Best for: Most training scenarios, models that fit on single GPU

Recommended over DP

  • More efficient than Data Parallel
  • Better multi-node support
  • Process per GPU
  • NCCL backend for communication

Best for: Any multi-GPU training

For very large models

  • Model split across GPUs
  • Different layers on different GPUs
  • Sequential execution
  • Communication overhead

Best for: Models too large for single GPU

Advanced

  • Model split into stages
  • Micro-batching
  • Overlapped computation
  • Complex to implement

Best for: Very large models with many layers

Critical: Use identical GPUs

✓ Good: 4x RTX 4090
✓ Good: 2x A100 80GB
✗ Bad: 2x RTX 4090 + 1x RTX 4080
✗ Bad: 1x A100 + 1x A6000

Why identical GPUs?

  • Mixed GPUs limited by slowest card
  • Memory differences cause imbalance
  • Driver compatibility issues

Check PCIe lanes:

# See PCIe generation and lanes
lspci -vv | grep -i "lnkcap\|lnksta"

# Ideal for multi-GPU:
# 2 GPUs: x16/x16 or x16/x8
# 3 GPUs: x16/x8/x8
# 4 GPUs: x8/x8/x8/x8

PCIe Gen 4 x8 vs Gen 3 x16:

  • Gen 4 x8: ~16 GB/s
  • Gen 3 x16: ~16 GB/s
  • Both adequate for most training

If available (A100, H100, etc.):

# Check NVLink status
nvidia-smi nvlink --status

# Should show connected topology

NVLink benefits:

  • 10x faster GPU-to-GPU vs PCIe
  • Enables larger effective batch sizes
  • Better scaling efficiency

Rule of thumb: 16GB RAM per GPU

2 GPUs: 32GB minimum
4 GPUs: 64GB minimum
8 GPUs: 128GB minimum

Step 1: Basic Training Script

import torch
import torch.distributed as dist
import torch.multiprocessing as mp
from torch.nn.parallel import DistributedDataParallel as DDP
from torch.utils.data.distributed import DistributedSampler

def setup(rank, world_size):
    """Initialize distributed training"""
    os.environ['MASTER_ADDR'] = 'localhost'
    os.environ['MASTER_PORT'] = '12355'

    # Initialize process group
    dist.init_process_group("nccl", rank=rank, world_size=world_size)

def cleanup():
    """Clean up distributed training"""
    dist.destroy_process_group()

def train(rank, world_size):
    """Training function for each GPU"""
    # Setup
    setup(rank, world_size)

    # Create model and move to GPU
    model = YourModel().to(rank)
    model = DDP(model, device_ids=[rank])

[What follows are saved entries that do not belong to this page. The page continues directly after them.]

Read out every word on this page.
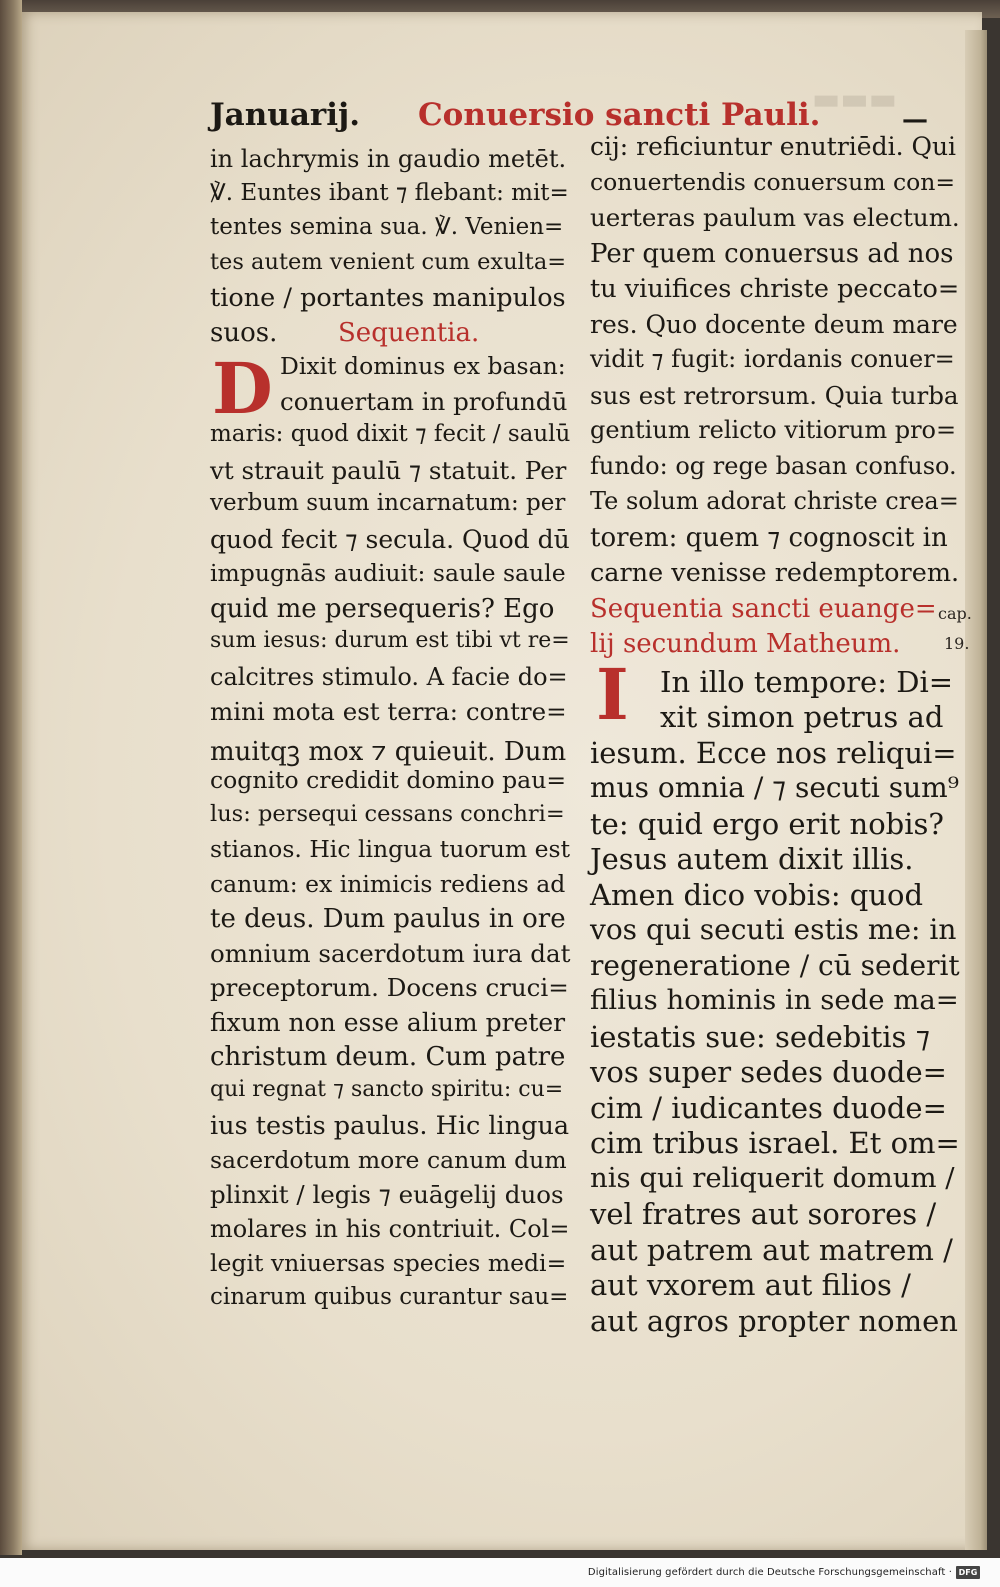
▬▬▬
Januarij. Conuersio sancti Pauli.	—
in lachrymis in gaudio metēt.
℣. Euntes ibant ⁊ flebant: mit=
tentes semina sua. ℣. Venien=
tes autem venient cum exulta=
tione / portantes manipulos
suos. Sequentia.
Dixit dominus ex basan:
conuertam in profundū
maris: quod dixit ⁊ fecit / saulū
vt strauit paulū ⁊ statuit. Per
verbum suum incarnatum: per
quod fecit ⁊ secula. Quod dū
impugnās audiuit: saule saule
quid me persequeris? Ego
sum iesus: durum est tibi vt re=
calcitres stimulo. A facie do=
mini mota est terra: contre=
muitqꝫ mox ⁊ quieuit. Dum
cognito credidit domino pau=
lus: persequi cessans conchri=
stianos. Hic lingua tuorum est
canum: ex inimicis rediens ad
te deus. Dum paulus in ore
omnium sacerdotum iura dat
preceptorum. Docens cruci=
fixum non esse alium preter
christum deum. Cum patre
qui regnat ⁊ sancto spiritu: cu=
ius testis paulus. Hic lingua
sacerdotum more canum dum
plinxit / legis ⁊ euāgelij duos
molares in his contriuit. Col=
legit vniuersas species medi=
cinarum quibus curantur sau=
cij: reficiuntur enutriēdi. Qui
conuertendis conuersum con=
uerteras paulum vas electum.
Per quem conuersus ad nos
tu viuifices christe peccato=
res. Quo docente deum mare
vidit ⁊ fugit: iordanis conuer=
sus est retrorsum. Quia turba
gentium relicto vitiorum pro=
fundo: og rege basan confuso.
Te solum adorat christe crea=
torem: quem ⁊ cognoscit in
carne venisse redemptorem.
Sequentia sancti euange=
lij secundum Matheum.
In illo tempore: Di=
xit simon petrus ad
iesum. Ecce nos reliqui=
mus omnia / ⁊ secuti sum⁹
te: quid ergo erit nobis?
Jesus autem dixit illis.
Amen dico vobis: quod
vos qui secuti estis me: in
regeneratione / cū sederit
filius hominis in sede ma=
iestatis sue: sedebitis ⁊
vos super sedes duode=
cim / iudicantes duode=
cim tribus israel. Et om=
nis qui reliquerit domum /
vel fratres aut sorores /
aut patrem aut matrem /
aut vxorem aut filios /
aut agros propter nomen
D
I
cap.
19.
Digitalisierung gefördert durch die Deutsche Forschungsgemeinschaft · DFG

    # Create distributed sampler
    train_sampler = DistributedSampler(
        train_dataset,
        num_replicas=world_size,
        rank=rank,
        shuffle=True
    )

    train_loader = DataLoader(
        train_dataset,
        batch_size=batch_size,
        sampler=train_sampler,
        num_workers=4,
        pin_memory=True
    )

    optimizer = torch.optim.AdamW(model.parameters(), lr=1e-3)

    # Training loop
    for epoch in range(num_epochs):
        train_sampler.set_epoch(epoch)  # Important for shuffling

        for batch in train_loader:
            data, target = batch
            data, target = data.to(rank), target.to(rank)

            optimizer.zero_grad()
            output = model(data)
            loss = criterion(output, target)
            loss.backward()
            optimizer.step()

    cleanup()

def main():
    world_size = torch.cuda.device_count()
    mp.spawn(train, args=(world_size,), nprocs=world_size, join=True)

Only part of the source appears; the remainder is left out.